134 |       Notwithstanding the above, nothing herein shall supersede or modify
135 |       the terms of any separate license agreement you may have executed
136 |       with Licensor regarding such Contributions.
137 | 
138 |    6. Trademarks. This License does not grant permission to use the trade
139 |       names, trademarks, service marks, or product names of the Licensor,
140 |       except as required for reasonable and customary use in describing the
141 |       origin of the Work and reproducing the content of the NOTICE file.
142 | 
143 |    7. Disclaimer of Warranty. Unless required by applicable law or
144 |       agreed to in writing, Licensor provides the Work (and each
145 |       Contributor provides its Contributions) on an "AS IS" BASIS,
146 |       WITHOUT WARRANTIES OR CONDITIONS OF ANY KIND, either express or
147 |       implied, including, without limitation, any warranties or conditions
148 |       of TITLE, NON-INFRINGEMENT, MERCHANTABILITY, or FITNESS FOR A
149 |       PARTICULAR PURPOSE. You are solely responsible for determining the
150 |       appropriateness of using or redistributing the Work and assume any
151 |       risks associated with Your exercise of permissions under this License.
152 | 
153 |    8. Limitation of Liability.

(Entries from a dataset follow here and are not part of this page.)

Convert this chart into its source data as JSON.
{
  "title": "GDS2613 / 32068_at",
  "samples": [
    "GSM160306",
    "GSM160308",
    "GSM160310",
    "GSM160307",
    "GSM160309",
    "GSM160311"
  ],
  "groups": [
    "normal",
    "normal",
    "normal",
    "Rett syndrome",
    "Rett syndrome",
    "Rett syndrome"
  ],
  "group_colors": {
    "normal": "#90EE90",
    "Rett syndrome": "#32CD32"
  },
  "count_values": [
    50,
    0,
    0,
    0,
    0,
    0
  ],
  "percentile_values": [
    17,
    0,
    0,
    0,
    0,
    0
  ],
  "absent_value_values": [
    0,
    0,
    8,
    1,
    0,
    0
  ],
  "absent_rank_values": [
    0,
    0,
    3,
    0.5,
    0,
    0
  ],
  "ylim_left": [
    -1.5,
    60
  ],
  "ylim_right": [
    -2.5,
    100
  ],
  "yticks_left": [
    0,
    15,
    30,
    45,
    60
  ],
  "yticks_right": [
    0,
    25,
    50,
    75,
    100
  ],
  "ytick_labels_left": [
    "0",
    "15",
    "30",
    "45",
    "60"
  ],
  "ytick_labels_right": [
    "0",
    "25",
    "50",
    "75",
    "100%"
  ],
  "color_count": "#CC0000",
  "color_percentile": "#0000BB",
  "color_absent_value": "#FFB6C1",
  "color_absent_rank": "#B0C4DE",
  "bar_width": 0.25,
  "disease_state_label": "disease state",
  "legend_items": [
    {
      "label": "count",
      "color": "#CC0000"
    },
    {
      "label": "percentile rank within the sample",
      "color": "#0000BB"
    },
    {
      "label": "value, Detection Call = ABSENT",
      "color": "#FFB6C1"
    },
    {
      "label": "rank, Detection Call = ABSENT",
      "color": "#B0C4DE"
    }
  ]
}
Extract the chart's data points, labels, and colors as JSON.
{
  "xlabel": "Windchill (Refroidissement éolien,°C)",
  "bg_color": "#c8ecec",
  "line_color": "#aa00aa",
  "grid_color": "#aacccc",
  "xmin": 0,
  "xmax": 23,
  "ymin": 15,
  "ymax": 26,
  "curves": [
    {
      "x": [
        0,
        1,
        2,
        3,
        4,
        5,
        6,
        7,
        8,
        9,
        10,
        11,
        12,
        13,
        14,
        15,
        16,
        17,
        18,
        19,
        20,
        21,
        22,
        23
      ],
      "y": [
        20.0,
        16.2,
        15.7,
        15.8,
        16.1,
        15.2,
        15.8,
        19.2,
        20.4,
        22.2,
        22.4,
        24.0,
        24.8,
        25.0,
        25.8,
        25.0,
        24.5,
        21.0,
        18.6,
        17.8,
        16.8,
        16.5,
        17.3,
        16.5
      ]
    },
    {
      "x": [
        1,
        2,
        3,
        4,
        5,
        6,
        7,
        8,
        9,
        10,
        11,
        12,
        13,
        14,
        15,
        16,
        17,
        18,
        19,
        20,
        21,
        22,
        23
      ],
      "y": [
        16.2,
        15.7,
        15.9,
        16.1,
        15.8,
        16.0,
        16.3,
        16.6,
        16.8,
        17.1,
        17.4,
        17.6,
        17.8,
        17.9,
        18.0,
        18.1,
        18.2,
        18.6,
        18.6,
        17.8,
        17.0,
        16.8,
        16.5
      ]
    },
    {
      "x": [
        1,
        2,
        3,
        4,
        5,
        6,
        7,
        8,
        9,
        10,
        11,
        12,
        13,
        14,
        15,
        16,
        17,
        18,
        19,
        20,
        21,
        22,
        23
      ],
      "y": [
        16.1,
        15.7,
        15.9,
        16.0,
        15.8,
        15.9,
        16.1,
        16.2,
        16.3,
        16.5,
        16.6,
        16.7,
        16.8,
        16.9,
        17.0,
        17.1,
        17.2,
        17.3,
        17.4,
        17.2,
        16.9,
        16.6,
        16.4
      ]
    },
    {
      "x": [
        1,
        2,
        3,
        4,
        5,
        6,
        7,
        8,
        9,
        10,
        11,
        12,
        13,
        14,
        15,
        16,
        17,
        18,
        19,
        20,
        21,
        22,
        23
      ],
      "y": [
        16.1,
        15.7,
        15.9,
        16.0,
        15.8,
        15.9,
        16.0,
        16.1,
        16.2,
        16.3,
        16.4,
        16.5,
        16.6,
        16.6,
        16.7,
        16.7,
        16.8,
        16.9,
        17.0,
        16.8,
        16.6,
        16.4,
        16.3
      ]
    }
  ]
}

In no event and under no legal theory,
154 |       whether in tort (including negligence), contract, or otherwise,
155 |       unless required by applicable law (such as deliberate and grossly
156 |       negligent acts) or agreed to in writing, shall any Contributor be
157 |       liable to You for damages, including any direct, indirect, special,
158 |       incidental, or consequential damages of any character arising as a
159 |       result of this License or out of the use or inability to use the
160 |       Work (including but not limited to damages for loss of goodwill,
161 |       work stoppage, computer failure or malfunction, or any and all
162 |       other commercial damages or losses), even if such Contributor
163 |       has been advised of the possibility of such damages.
164 | 
165 |    9. Accepting Warranty or Additional Liability. While redistributing
166 |       the Work or Derivative Works thereof, You may choose to offer,
167 |       and charge a fee for, acceptance of support, warranty, indemnity,
168 |       or other liability obligations and/or rights consistent with this
169 |       License. However, in accepting such obligations, You may act only
170 |       on Your own behalf and on Your sole responsibility, not on behalf
171 |       of any other Contributor, and only if You agree to indemnify,
172 |       defend, and hold each Contributor harmless for any liability
173 |       incurred by, or claims asserted against, such Contributor by reason
174 |       of your accepting any such warranty or additional liability.
175 | 
176 |    END OF TERMS AND CONDITIONS
177 | 
178 |    APPENDIX: How to apply the Apache License to your work.
179 | 
180 |       To apply the Apache License to your work, attach the following
181 |       boilerplate notice, with the fields enclosed by brackets "[]"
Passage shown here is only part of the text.